Typografische Veränderungen


So wie Mode ist auch Typografie, die Gestaltung von Drucksachen, ein Spiegelbild ihrer Zeit. Am Beispiel des führenden Solinger Medienhauses, B. Boll, Verlag des Solinger Tageblatts, lässt sich dies gut ablesen:

 

1954

Der Schriftzug ist zwar einer Handschrift (Feder) nachempfunden, insgesamt aber "modernisiert"; der Briefkopf drückt viel Selbstbewusstsein aus, auch durch die ausschließliche Verwendung von Versalien (Großbuchstaben)

 

 

1954

Die Rechnung aus der Zeitungsabteilung dominiert ebenfalls durch den Schriftzug als Markenzeichen und ahmt den Zeitungskopf nach. Typisch für diese Zeit ist die Verwendung von Linien (Kästen) für Rechnungsnummern.

 

Und: während die "werbliche" = gewerbliche Druckerei sich Farbe erlaubt, wird der schnöden Buchhaltung nur ein Schwarzweiß gegönnt.
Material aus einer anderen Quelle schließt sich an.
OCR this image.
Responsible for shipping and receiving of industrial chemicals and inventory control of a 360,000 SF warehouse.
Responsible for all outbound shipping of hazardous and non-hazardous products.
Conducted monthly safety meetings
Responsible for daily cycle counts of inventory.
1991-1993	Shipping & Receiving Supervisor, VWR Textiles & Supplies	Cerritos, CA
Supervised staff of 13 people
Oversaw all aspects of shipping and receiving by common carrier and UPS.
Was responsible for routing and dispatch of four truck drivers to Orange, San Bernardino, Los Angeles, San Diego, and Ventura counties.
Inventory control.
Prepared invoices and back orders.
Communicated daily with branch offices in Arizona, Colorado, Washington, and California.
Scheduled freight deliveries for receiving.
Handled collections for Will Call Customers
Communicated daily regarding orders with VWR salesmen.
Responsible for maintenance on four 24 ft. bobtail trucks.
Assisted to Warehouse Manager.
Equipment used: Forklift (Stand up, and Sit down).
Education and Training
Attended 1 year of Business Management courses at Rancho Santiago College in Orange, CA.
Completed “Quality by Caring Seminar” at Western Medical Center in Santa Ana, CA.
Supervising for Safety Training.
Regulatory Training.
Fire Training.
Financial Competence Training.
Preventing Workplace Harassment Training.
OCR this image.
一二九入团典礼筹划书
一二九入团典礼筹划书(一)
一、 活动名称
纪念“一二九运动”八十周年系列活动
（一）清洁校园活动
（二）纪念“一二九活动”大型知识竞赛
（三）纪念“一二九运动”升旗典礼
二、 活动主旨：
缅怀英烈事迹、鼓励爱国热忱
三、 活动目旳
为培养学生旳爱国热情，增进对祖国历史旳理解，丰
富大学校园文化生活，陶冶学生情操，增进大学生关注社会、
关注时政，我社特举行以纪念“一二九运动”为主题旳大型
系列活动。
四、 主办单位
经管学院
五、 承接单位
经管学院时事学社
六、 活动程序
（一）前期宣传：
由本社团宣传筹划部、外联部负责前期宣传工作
Immerhin auf farbigem Papier.

 

 

1961

"Rationalisierung" ist angesagt; alles "Verschwenderische" wird minimiert. Das Spielen mit dem Zeilenfall (unterhalb des Firmennamens) ist typisch für die Periode.

 

 

Man ahnt die Vorläufer der EDV: irgendwie sieht dieses Blatt nach (für damalige Zeit hochmoderne) Buchungsmaschine aus. Der Schriftzug ist zwar noch "altdeutsch", aber offen (= leichter) und die rennenden Boten nehmen voraus, was 40 Jahre später in den Medien Prinzip geworden ist: Schnelligkeit ist alles.

 

1994

Vielfalt hält Einzug. Typisch sind diese "Aufzählungslisten" für die Periode, weil einzelne Begriffe ("Zeitung", "Druckerei") nicht mehr den Kern (das core-business) eines Unternehmens und seiner Leistungen treffen.

 

 

heute

So präsentiert sich heute das Medienhaus B. Boll im Internet:

Drucken ist zwar noch "angesagt", aber das Internet und andere Medien werden mehr und mehr zum Maß aller Dinge.

 



     


Schon immer - seit es denn die "Kunst der Typographie" (siehe Schwitters) gab, haben sich Menschen mit ihr auseinander gesetzt und sie positiv gewürdigt. Satz, also die Gestaltung von Worten = Schrift in der Fläche ist nicht banal und nebensächlich. Sie ist, was das bekannte Sprichwort über die Menschen sagt: "Wie Du kommst gegangen, so wirst Du auch empfangen"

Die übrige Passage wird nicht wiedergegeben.